How to build an MVLP

Building an MVLP starts the same way as building an MVP: by recognizing the outcome that users want. This should be understood on the highest possible level within the scope of the value proposition and the constraints of the environment the company is operating within.

If you were building an MVP, the next step after this would probably be to do user research and create some sort of user journey representing the steps and interactions a user would have to go through and perform in order to achieve the outcome they want.

When building an MVLP, the next step will still be to do user research, but it will not be used primarily to inform the design of a user journey. Instead, what you want to do is understand and document the cognitive processes and mental models at play when humans solve for the desired outcome. You want to understand how people think rather than what they do, and what information they need to process rather than what tools they think they need.

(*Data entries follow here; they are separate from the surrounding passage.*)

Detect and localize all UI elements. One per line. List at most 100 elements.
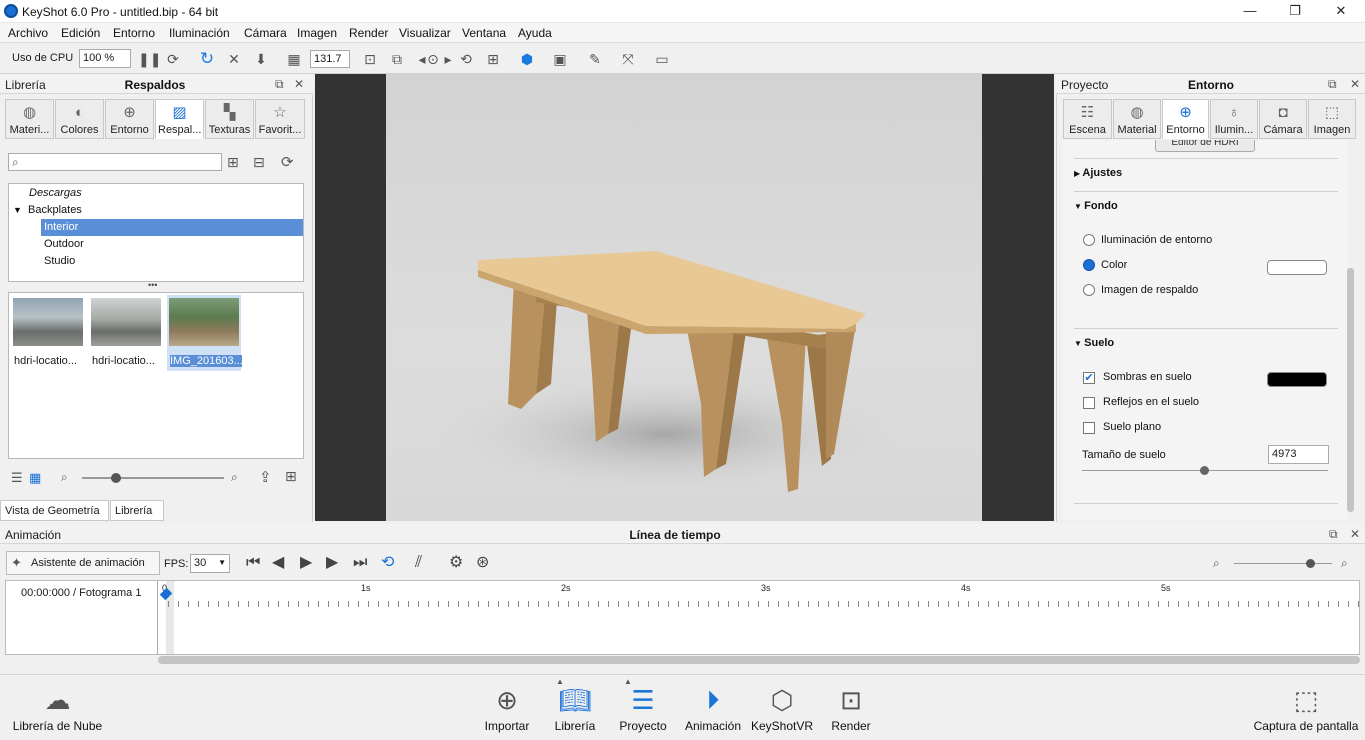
timeline-scrollbar[interactable] <box>158 656 1360 664</box>
minimize-button[interactable]: — <box>1235 2 1265 20</box>
step-back-icon[interactable]: ◀ <box>272 555 284 571</box>
loop-icon[interactable]: ⟲ <box>381 555 394 571</box>
reset-view-icon[interactable]: ↻ <box>198 50 216 68</box>
console-icon[interactable]: ▭ <box>653 50 671 68</box>
slider-handle[interactable] <box>1200 466 1209 475</box>
menu-ventana[interactable]: Ventana <box>462 26 506 40</box>
zoom-in-icon[interactable]: ⌕ <box>1341 556 1348 571</box>
thumbnail-item[interactable]: hdri-locatio... <box>89 295 163 371</box>
zoom-in-icon[interactable]: ⌕ <box>231 470 238 485</box>
tab-geometry-view[interactable]: Vista de Geometría <box>0 500 109 521</box>
rotate-icon[interactable]: ⟲ <box>457 50 475 68</box>
thumbnail-item-selected[interactable]: IMG_201603... <box>167 295 242 371</box>
panel-close-icon[interactable]: ✕ <box>1350 527 1360 541</box>
next-camera-icon[interactable]: ▸ <box>439 50 457 68</box>
zoom-out-icon[interactable]: ⌕ <box>61 470 68 485</box>
project-button[interactable]: ☰ Proyecto <box>613 675 673 740</box>
menu-edicion[interactable]: Edición <box>61 26 100 40</box>
preview-icon[interactable]: ⊛ <box>476 555 489 571</box>
slider-handle[interactable] <box>111 473 121 483</box>
play-icon[interactable]: ▶ <box>300 555 312 571</box>
timeline-track[interactable]: 00:00:000 / Fotograma 1 <box>5 580 1363 655</box>
undock-icon[interactable]: ⧉ <box>1328 77 1337 92</box>
menu-camara[interactable]: Cámara <box>244 26 287 40</box>
zoom-field[interactable]: 131.7 <box>310 50 350 68</box>
section-suelo[interactable]: ▼ Suelo <box>1074 337 1114 349</box>
list-view-icon[interactable]: ☰ <box>11 470 23 486</box>
render-button[interactable]: ⊡ Render <box>821 675 881 740</box>
tab-environments[interactable]: ⊕ Entorno <box>105 99 154 139</box>
skip-end-icon[interactable]: ⏭ <box>353 555 367 571</box>
tree-item-backplates[interactable]: ▼ Backplates <box>9 202 303 219</box>
scale-icon[interactable]: ⤧ <box>619 50 637 68</box>
camera-add-icon[interactable]: ⊡ <box>361 50 379 68</box>
grid-icon[interactable]: ▦ <box>285 50 303 68</box>
import-folder-icon[interactable]: ⊞ <box>285 468 297 485</box>
section-ajustes[interactable]: ▶ Ajustes <box>1074 167 1122 179</box>
panel-close-icon[interactable]: ✕ <box>294 77 304 91</box>
tab-lighting[interactable]: ♁ Ilumin... <box>1210 99 1258 139</box>
panel-close-icon[interactable]: ✕ <box>1350 77 1360 91</box>
menu-ayuda[interactable]: Ayuda <box>518 26 552 40</box>
tab-textures[interactable]: ▚ Texturas <box>205 99 254 139</box>
zoom-out-icon[interactable]: ⌕ <box>1213 556 1220 571</box>
checkbox-ground-shadows[interactable]: ✔ <box>1083 372 1095 384</box>
tab-image[interactable]: ⬚ Imagen <box>1308 99 1356 139</box>
section-fondo[interactable]: ▼ Fondo <box>1074 200 1118 212</box>
fit-view-icon[interactable]: ✕ <box>225 50 243 68</box>
upload-icon[interactable]: ⇪ <box>259 468 272 486</box>
import-button[interactable]: ⊕ Importar <box>477 675 537 740</box>
cloud-library-button[interactable]: ☁ Librería de Nube <box>10 675 105 740</box>
menu-archivo[interactable]: Archivo <box>8 26 48 40</box>
hdri-editor-button[interactable]: Editor de HDRI <box>1155 140 1255 152</box>
tab-materials[interactable]: ◍ Materi... <box>5 99 54 139</box>
presentation-icon[interactable]: ▣ <box>551 50 569 68</box>
radio-backplate[interactable] <box>1083 284 1095 296</box>
tab-scene[interactable]: ☷ Escena <box>1063 99 1112 139</box>
floor-size-input[interactable]: 4973 <box>1268 445 1329 464</box>
restore-button[interactable]: ❐ <box>1280 2 1310 20</box>
shield-icon[interactable]: ⬢ <box>518 50 536 68</box>
tab-camera[interactable]: ◘ Cámara <box>1259 99 1307 139</box>
performance-mode-icon[interactable]: ⟳ <box>164 50 182 68</box>
skip-start-icon[interactable]: ⏮ <box>246 555 260 571</box>
refresh-icon[interactable]: ⟳ <box>281 153 294 171</box>
library-button[interactable]: 📖︎ Librería <box>545 675 605 740</box>
menu-render[interactable]: Render <box>349 26 388 40</box>
slider-handle[interactable] <box>1306 559 1315 568</box>
step-forward-icon[interactable]: ▶ <box>326 555 338 571</box>
checkbox-flat-ground[interactable] <box>1083 422 1095 434</box>
tab-library[interactable]: Librería <box>110 500 164 521</box>
radio-env-lighting[interactable] <box>1083 234 1095 246</box>
tab-backplates[interactable]: ▨ Respal... <box>155 99 204 139</box>
cpu-select[interactable]: 100 % <box>79 49 131 68</box>
tree-item-descargas[interactable]: Descargas <box>9 185 303 202</box>
panel-scrollbar[interactable] <box>1347 268 1354 512</box>
tab-material[interactable]: ◍ Material <box>1113 99 1161 139</box>
fps-select[interactable]: 30 ▼ <box>190 554 230 573</box>
thumb-size-slider[interactable] <box>82 477 224 479</box>
menu-entorno[interactable]: Entorno <box>113 26 155 40</box>
keyshotvr-button[interactable]: ⬡ KeyShotVR <box>750 675 814 740</box>
menu-visualizar[interactable]: Visualizar <box>399 26 451 40</box>
close-button[interactable]: ✕ <box>1326 2 1356 20</box>
menu-iluminacion[interactable]: Iluminación <box>169 26 230 40</box>
camera-list-icon[interactable]: ⧉ <box>388 50 406 68</box>
timeline-zoom-slider[interactable] <box>1234 563 1332 564</box>
tab-colors[interactable]: ◐ Colores <box>55 99 104 139</box>
render-area[interactable] <box>386 74 982 521</box>
splitter-grip[interactable]: ••• <box>148 280 157 290</box>
checkbox-ground-reflections[interactable] <box>1083 397 1095 409</box>
library-search-input[interactable]: ⌕ <box>8 153 222 171</box>
undock-icon[interactable]: ⧉ <box>275 77 284 92</box>
drop-to-ground-icon[interactable]: ⬇ <box>252 50 270 68</box>
gear-icon[interactable]: ⚙ <box>449 555 463 571</box>
tree-item-studio[interactable]: Studio <box>9 253 303 270</box>
radio-color[interactable] <box>1083 259 1095 271</box>
add-folder-icon[interactable]: ⊞ <box>227 154 239 171</box>
tree-item-interior[interactable]: Interior <box>41 219 303 236</box>
grid-view-icon[interactable]: ▦ <box>29 470 41 486</box>
shadow-color-swatch[interactable] <box>1267 372 1327 387</box>
tree-item-outdoor[interactable]: Outdoor <box>9 236 303 253</box>
animation-wizard-button[interactable]: ✦ Asistente de animación <box>6 551 160 575</box>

Once you know the cognitive processes and the information they require, you can start translating the cognitive processes into prediction problems for AI to solve and the information requirements into data points for the AI to train on and use for making predictions.

Cognitive process mapping

Building an MLVP starts with understanding human cognitive processes and translating them into AI prediction problems

Only now are you allowed to start thinking about what the user journey might look like. You still need to design and build a product that users will be interacting with and that is useful to them, but in such a fashion that everything the user does is with the purpose of getting the desired outcome while also providing as many data points as possible for the AI to learn to better solve the prediction problems you identified earlier. This ensures that every time somebody uses the product, the AI will do a better job the next time around; not just for that particular user but for all users, creating a very powerful flywheel effect.

Notice now how the user journey and the product manifest from both the requirements of the user and the requirements of the AI. This is absolutely essential to understand in order to build a truly intelligent product in the end. It is also important to recognize that this is no less user-focused than any other approach to product development. In fact, it is the most user-focused approach you can take because you are taking the best possible path from short-term usefulness for a minimum number of users toward long-term usefulness for your entire target audience.

It’s possible to argue that you don’t strictly need all this learning functionality from the get-go and that you can iterate and add learning features over time. While this has some truth to it, it’s likely to set your product development on the wrong course and make your solution less competitive in the long term. Remember that you are not really validating that your product works unless it is useful while also collecting the right data, and that data that is not collected is lost forever.

This all means that building MVLPs may take longer than building MVPs. But while the cost/benefit analysis may have come out in favor of the additional speed in the era of digitalization, we believe this is no longer true in the era of cognitive automation. Companies that sacrifice short-term gains and take the time to design the right product and collect the right data from the get-go stand to gain long-term competitive advantages that will be very hard – if not impossible – to catch up to for those that do not.

In summary, by adopting the MVLP approach companies can get the ball rolling on building intelligent products, and start nudging themselves out of their local optimum. This may require unlearning some heuristics and ways of working from the past, but that is always the case when new transformative technology comes around.

When more and more companies adopt this approach, they will discover that they can indeed stay relevant and competitive in this big tech-dominated era of rapid technological change, and we will start seeing the true potential of AI in all products and services.